The superior cistern (cistern of great cerebral vein, quadrigeminal cistern, Bichat's canal) is a dilation as a subarachnoid cistern of the subarachnoid space around the brain. It lies between the splenium of the corpus callosum and the superior surface of the cerebellum. It extends between the layers of the tela choroidea of the third ventricle. It contains the great cerebral vein, posterior cerebral artery, quadrigeminal artery, glossopharyngeal nerve (CN IX), and the pineal gland.

Structure 
The superior cistern is a dilatation as a subarachnoid cistern of the subarachnoid space around the brain. It lies between the splenium of the corpus callosum (superiorly), the cerebellar vermis (inferiorly and posteriorly), and the tentorial margin. It lies medial to part of the medial occipital cortex. It extends between the layers of the tela choroidea of the third ventricle.

Contents 
The superior cistern contains a number of important structures, including:

 the great cerebral vein.
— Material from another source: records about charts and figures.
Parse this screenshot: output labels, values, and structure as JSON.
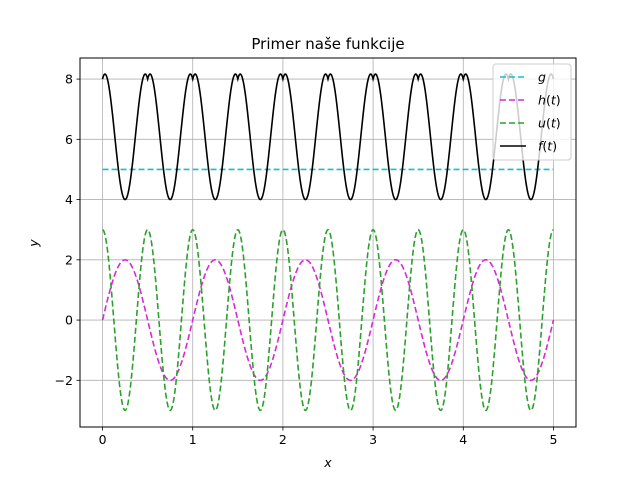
{
  "chart_data": {
    "type": "line",
    "title": "Primer naše funkcije",
    "xlabel": "x",
    "ylabel": "y",
    "xlim": [
      -0.25,
      5.25
    ],
    "ylim": [
      -3.55,
      8.7
    ],
    "xticks": [
      0,
      1,
      2,
      3,
      4,
      5
    ],
    "yticks": [
      -2,
      0,
      2,
      4,
      6,
      8
    ],
    "xtick_labels": [
      "0",
      "1",
      "2",
      "3",
      "4",
      "5"
    ],
    "ytick_labels": [
      "−2",
      "0",
      "2",
      "4",
      "6",
      "8"
    ],
    "grid": true,
    "legend_position": "top-right",
    "x_domain": [
      0,
      5
    ],
    "series": [
      {
        "name": "g",
        "label": "g",
        "color": "#17becf",
        "dash": "dashed",
        "expression": "5"
      },
      {
        "name": "h(t)",
        "label": "h(t)",
        "color": "#d62ad6",
        "dash": "dashed",
        "expression": "2 sin(2πt)"
      },
      {
        "name": "u(t)",
        "label": "u(t)",
        "color": "#2ca02c",
        "dash": "dashed",
        "expression": "3 cos(4πt)"
      },
      {
        "name": "f(t)",
        "label": "f(t)",
        "color": "#000000",
        "dash": "solid",
        "expression": "|h(t)| + u(t) + g"
      }
    ]
  }
}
This lies superiorly, and helps to form its superior wall.
 parts of the posterior cerebral artery.
 parts of the quadrigeminal artery.
 the exit of the glossopharyngeal nerve (CN IX).
 the pineal gland.

Clinical significance 
Arteriovenous malformations of the great cerebral vein can create an enlarged pouch of vein in the superior cistern. This is derived from the prosencephalic vein present during prenatal development. This can be diagnosed soon after birth. Medical ultrasound may be used, where it displaces the third ventricle. Angiography may also be used.

The superior cistern may be opened during neurosurgery. This is used in order to access deeper brain structures, such as the superior colliculus.

History 
The superior cistern may also be known as the cistern of great cerebral vein, the quadrigeminal cistern, and Bichat's canal.